We stare at each other for a long moment, and I shove my hands in my pockets. "I know I've done extreme things in the past to prove a point or to get my way. But I would never do that to you. I would never do anything to make you more afraid than you already are."

"I know that," she says softly. "Logically, I know that. But the thought worked its way into my head, and I couldn't get rid of it. After you left, I – I decided I wanted it to be you. I would have been so goddamned angry, but… God, Harm..." She trails off and runs a hand through her hair.

"You haven't seemed all that afraid," I say, thinking about how casual she's been this whole time.

"Of course I'm afraid!" Her volume increases drastically, and I wince. "I'm afraid. I've been afraid for two months now. I'm afraid for my own safety, and I'm fucking terrified for yours. He was in my home – in my bedroom. Do you have any idea how violated I feel? So yes, if you had been the one to come into my house and take a few things and go through some things to frighten me, I would have been pissed, but right now, being pissed sounds so much better than being terrified." Her voice breaks, and she wraps her arms around herself. "I'm so sorry, Harm."

"I know," I say.

She nods, reaches for a paper towel, and dabs at her face. "Where does this leave us," she asks. She swallows hard, and I'm mesmerized by the movement in her throat. "Are we – is this over?"

I'm still hurt and angry, and over the past twenty-four hours, I've wondered the same thing myself. But being here with her makes the question an easy one to answer. I love her, and I don't want this to be it. If this thing ends, I want it to end because we're not right for one another or because we want different things out of life, not because of this asshole and the fear he's stoked in us.

"I don't want us to be over," I say.

She lets out a shaky breath and straightens. "Can I hold you?"

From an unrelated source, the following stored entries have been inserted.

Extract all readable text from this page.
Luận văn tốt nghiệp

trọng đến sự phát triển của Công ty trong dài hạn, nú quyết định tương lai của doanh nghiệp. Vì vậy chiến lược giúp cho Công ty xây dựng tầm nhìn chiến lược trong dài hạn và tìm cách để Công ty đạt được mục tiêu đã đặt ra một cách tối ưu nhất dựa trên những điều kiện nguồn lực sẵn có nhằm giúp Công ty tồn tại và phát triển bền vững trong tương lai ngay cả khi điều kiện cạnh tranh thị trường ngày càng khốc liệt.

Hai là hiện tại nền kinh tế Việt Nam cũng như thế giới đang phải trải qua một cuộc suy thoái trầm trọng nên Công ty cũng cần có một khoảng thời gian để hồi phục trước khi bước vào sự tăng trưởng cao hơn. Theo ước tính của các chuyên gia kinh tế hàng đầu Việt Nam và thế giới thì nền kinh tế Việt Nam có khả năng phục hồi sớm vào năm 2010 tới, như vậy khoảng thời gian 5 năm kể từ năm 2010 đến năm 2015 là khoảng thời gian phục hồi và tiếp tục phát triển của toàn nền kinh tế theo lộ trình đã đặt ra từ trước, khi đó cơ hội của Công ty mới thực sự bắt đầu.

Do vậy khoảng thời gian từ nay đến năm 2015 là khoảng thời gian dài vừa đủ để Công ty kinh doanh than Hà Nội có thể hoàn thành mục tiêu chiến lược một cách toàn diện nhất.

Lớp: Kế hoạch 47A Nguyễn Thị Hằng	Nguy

She's never asked to touch me, and the uncertainty in her voice makes my heart ache. "Yes." She steps close, and I wrap my arms around her. She lets out another shaky breath that turns into a sob and digs her fingers into my shoulders.

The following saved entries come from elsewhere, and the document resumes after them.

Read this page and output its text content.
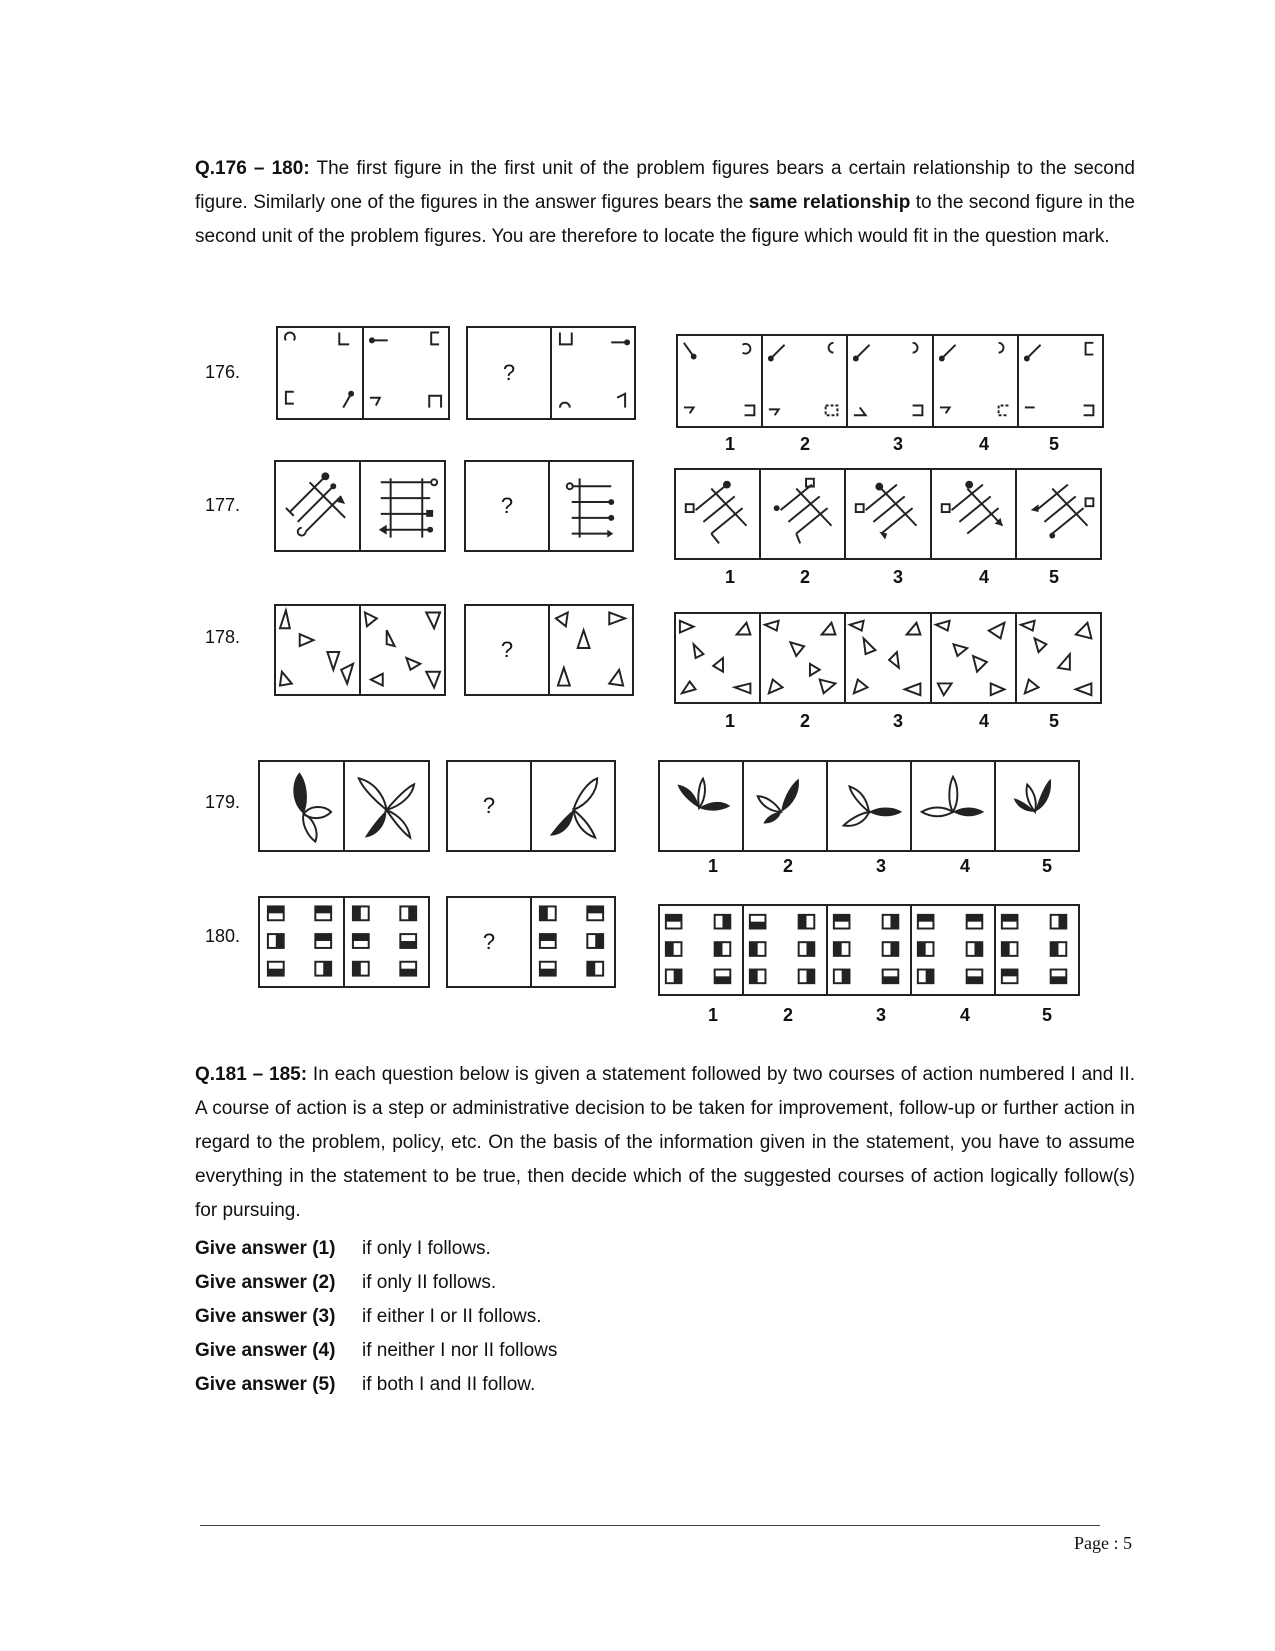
Q.176 – 180: The first figure in the first unit of the problem figures bears a certain relationship to the second figure. Similarly one of the figures in the answer figures bears the same relationship to the second figure in the second unit of the problem figures. You are therefore to locate the figure which would fit in the question mark.
176.	?
1	2	3	4	5
177.	?
1	2	3	4	5
178.	?
1	2	3	4	5
179.	?
1	2	3	4	5
180.	?
1	2	3	4	5
Q.181 – 185: In each question below is given a statement followed by two courses of action numbered I and II. A course of action is a step or administrative decision to be taken for improvement, follow-up or further action in regard to the problem, policy, etc. On the basis of the information given in the statement, you have to assume everything in the statement to be true, then decide which of the suggested courses of action logically follow(s) for pursuing.
Give answer (1)	if only I follows.
Give answer (2)	if only II follows.
Give answer (3)	if either I or II follows.
Give answer (4)	if neither I nor II follows
Give answer (5)	if both I and II follow.
Page : 5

"I'm so sorry," she says again.

"I know," I say into her hair. "I'm still mad at you."

She pulls back and looks at me. "I know."

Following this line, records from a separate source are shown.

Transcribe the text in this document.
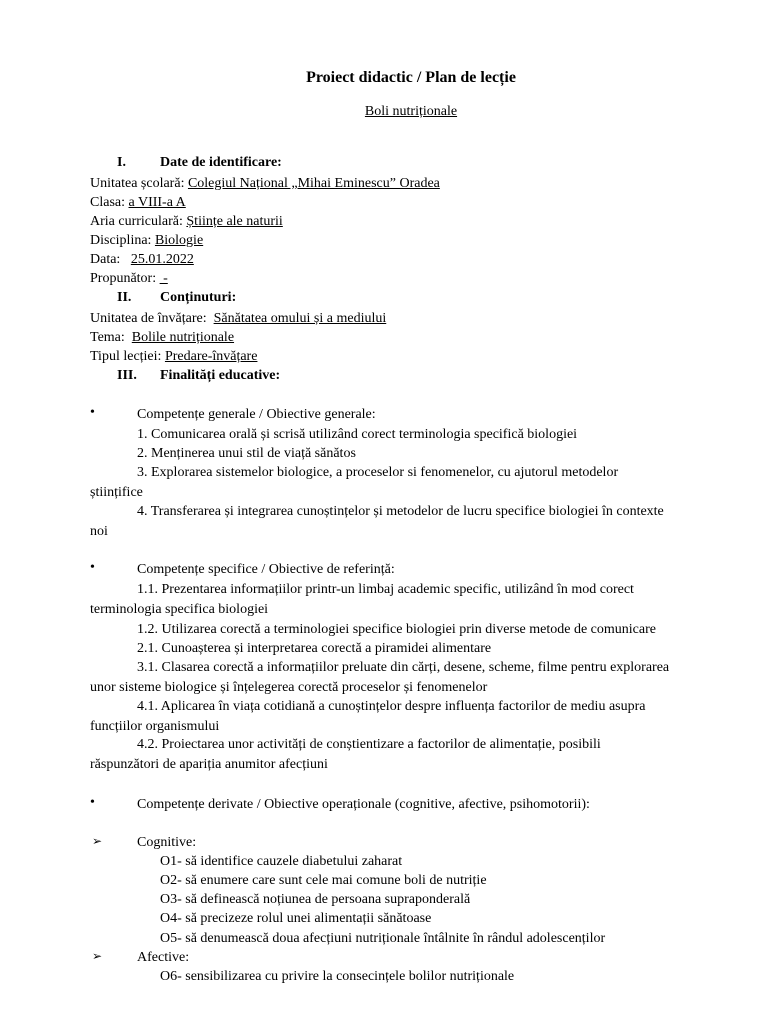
Proiect didactic / Plan de lecție
Boli nutriționale
I. Date de identificare:
Unitatea școlară: Colegiul Național „Mihai Eminescu” Oradea
Clasa: a VIII-a A
Aria curriculară: Științe ale naturii
Disciplina: Biologie
Data: 25.01.2022
Propunător:  -
II. Conținuturi:
Unitatea de învățare: Sănătatea omului și a mediului
Tema: Bolile nutriționale
Tipul lecției: Predare-învățare
III. Finalități educative:
•	Competențe generale / Obiective generale:
1. Comunicarea orală și scrisă utilizând corect terminologia specifică biologiei
2. Menținerea unui stil de viață sănătos
3. Explorarea sistemelor biologice, a proceselor si fenomenelor, cu ajutorul metodelor
științifice
4. Transferarea și integrarea cunoștințelor și metodelor de lucru specifice biologiei în contexte
noi
•	Competențe specifice / Obiective de referință:
1.1. Prezentarea informațiilor printr-un limbaj academic specific, utilizând în mod corect
terminologia specifica biologiei
1.2. Utilizarea corectă a terminologiei specifice biologiei prin diverse metode de comunicare
2.1. Cunoașterea și interpretarea corectă a piramidei alimentare
3.1. Clasarea corectă a informațiilor preluate din cărți, desene, scheme, filme pentru explorarea
unor sisteme biologice și înțelegerea corectă proceselor și fenomenelor
4.1. Aplicarea în viața cotidiană a cunoștințelor despre influența factorilor de mediu asupra
funcțiilor organismului
4.2. Proiectarea unor activități de conștientizare a factorilor de alimentație, posibili
răspunzători de apariția anumitor afecțiuni
•	Competențe derivate / Obiective operaționale (cognitive, afective, psihomotorii):
➢ Cognitive:
O1- să identifice cauzele diabetului zaharat
O2- să enumere care sunt cele mai comune boli de nutriție
O3- să definească noțiunea de persoana supraponderală
O4- să precizeze rolul unei alimentații sănătoase
O5- să denumească doua afecțiuni nutriționale întâlnite în rândul adolescenților
➢ Afective:
O6- sensibilizarea cu privire la consecințele bolilor nutriționale
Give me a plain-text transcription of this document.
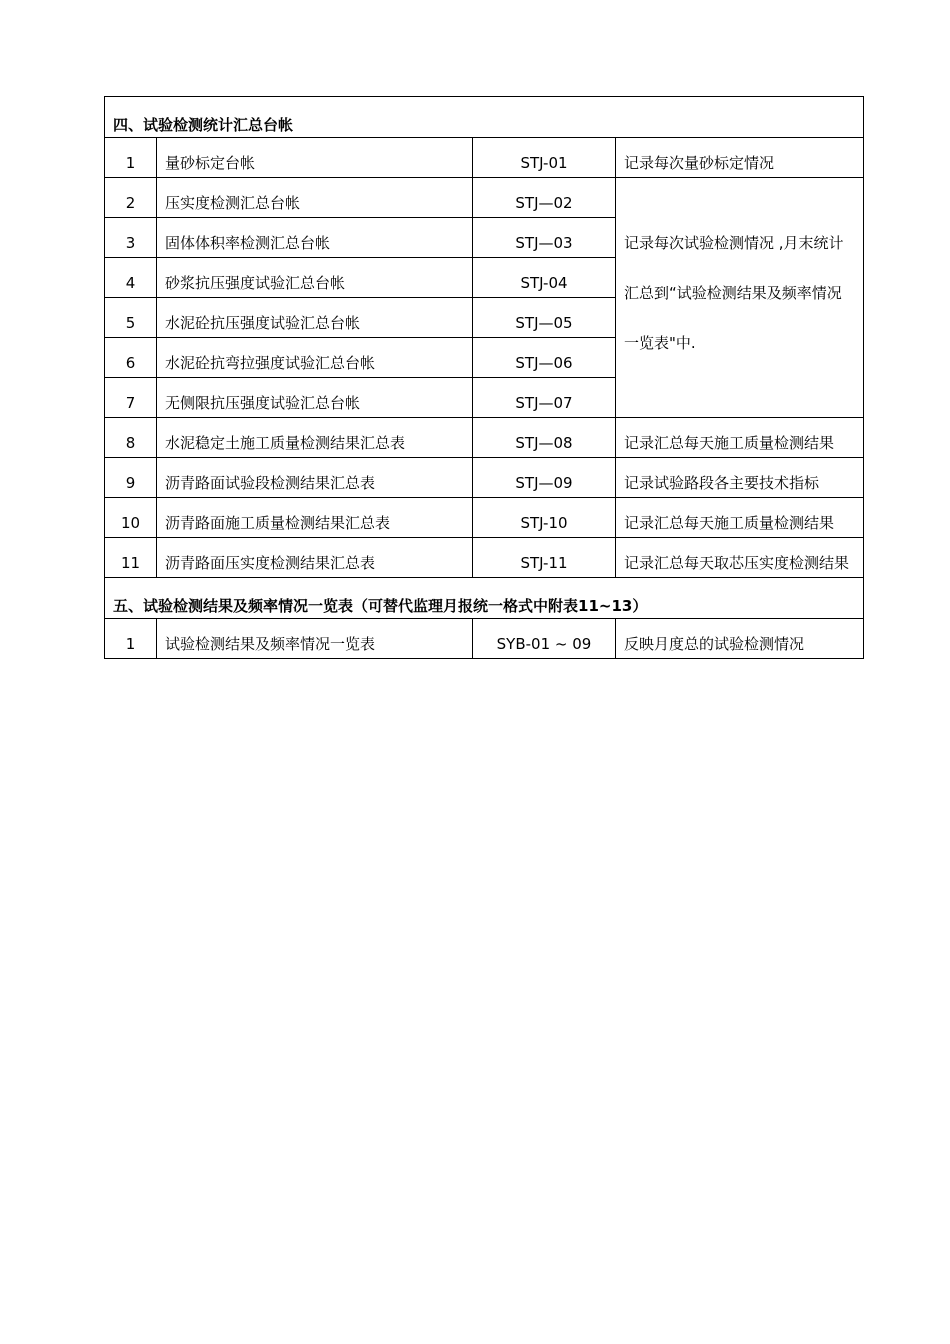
四、试验检测统计汇总台帐			
1	量砂标定台帐	STJ-01	记录每次量砂标定情况
2	压实度检测汇总台帐	STJ—02	记录每次试验检测情况 ,月末统计汇总到“试验检测结果及频率情况一览表"中.
3	固体体积率检测汇总台帐	STJ—03	
4	砂浆抗压强度试验汇总台帐	STJ-04	
5	水泥砼抗压强度试验汇总台帐	STJ—05	
6	水泥砼抗弯拉强度试验汇总台帐	STJ—06	
7	无侧限抗压强度试验汇总台帐	STJ—07	
8	水泥稳定土施工质量检测结果汇总表	STJ—08	记录汇总每天施工质量检测结果
9	沥青路面试验段检测结果汇总表	STJ—09	记录试验路段各主要技术指标
10	沥青路面施工质量检测结果汇总表	STJ-10	记录汇总每天施工质量检测结果
11	沥青路面压实度检测结果汇总表	STJ-11	记录汇总每天取芯压实度检测结果
五、试验检测结果及频率情况一览表（可替代监理月报统一格式中附表11~13）			
1	试验检测结果及频率情况一览表	SYB-01 ~ 09	反映月度总的试验检测情况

Her wet brown eyes make any remaining hostility shatter, and I gently kiss her forehead and pull her into my arms again.


Unacceptable.

He is unacceptable.

I thought she and I were finally free from him. When he stormed out earlier, I thought it was finally my time; our time. I know she was sad – I watched her cry through the open window. Sitting in the park across the street with binoculars killed me when all I wanted to do was comfort her, but I figured I had time. He was seemingly out of the picture now, so there was no need to rush. I could woo her, show her what it was like to have the attention of a true gentleman.

He may wear a fancy uniform, but he's not a true gentleman. He's too much of an asshole to help her with the grocery bags.

But he came back. The fucker came back. And she took him back. I watched, appalled, as she welcomed him into her home. I watched as she cried, and he held her.

And then I watched until he pulled the heavy curtains closed and barred me from her world.

And now I know I have to make my move and tell her – show her – how I feel. She obviously needs me as much as I need her, and I'm not going to make either of us wait any longer.